Science Cafés in the Spring Semester 2012

January 31, 2012

Does Football Momentum Translate Into Points?

Rhonda Magel , Michael Price
Department of Statistics, North Dakota State University, Department of Mathematics, North Dakota State University

There are many interesting questions about football. Statistics can be an effective tool for answering these questions. In this talk we demonstrate the application of statistics to two questions. The first question is: “Does football momentum translate into points?” The average number of points obtained from the possession following an interception or fumble recovery in NFL is compared with the average number of points obtained from a possession with a first down starting in the same location on the field. The second question is: “Can turnover margin help predict victory in a football game?” The probability of a team winning the game is estimated based on turnover margin while controlling for home field advantage. The model developed is used to predict the outcome of games in the next NFL season.

March 13, 2012

When getting it wrong means they're getting right: What children's errors tell us about their language skills

Erin Conwell
Department of Psychology, North Dakota State University

Children learning to talk often start off fine but then suddenly begin saying things that aren't quite right. They “holded” the kitten, “goed” to the store and “falled” the book. Parents may think these errors are cute, or possibly cause for concern, but language development researchers take them as evidence of a very sophisticated understanding of English. When children make such errors they are testing the limits of their language and exploring the relationship between words, rules and meaning. This presentation will examine the forms these errors take, what they tell us about language development, how scientists try to trick children into making them for research purposes and why trying to correct them probably isn't going to work.

April 10, 2012

Beauty and the Bat: Tales from Life's Only Flying Mammal

Erin Gillam
Department of Biological Sciences, North Dakota State University

When many people think of bats, the first things to come to mind are images of Dracula and other scary creatures of the night. Despite the generally bad reputation of bats, these fascinating animals are an important part of many ecosystems and exhibit a wide variety of interesting behaviors. Did you know that there are bats that live primarily in spider webs?

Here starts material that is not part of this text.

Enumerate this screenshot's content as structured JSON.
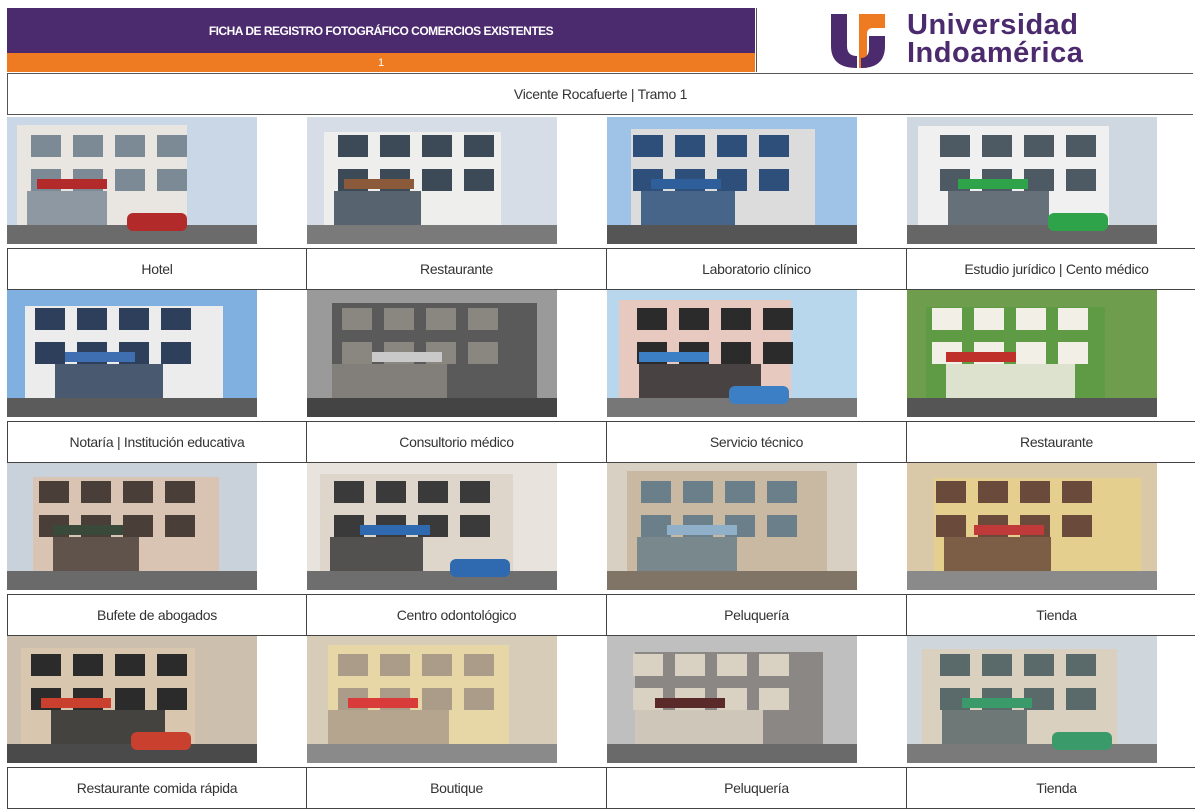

Or that some male bats produce complex mating songs to attract females? This talk will focus on a variety of topics related to the biology of bats, including common myths (bats don't actually fly into your hair, but vampire bats are real!), and information about types of food eaten and habitats used by bat species around the world. We will also talk about research being conducted at NDSU on local bat populations in North Dakota, as well as White-Nose Syndrome, an emerging infectious disease that poses the biggest threat to North American bats in recorded history. Discussion will focus on these topics, as well as any other questions that audience members have about bats.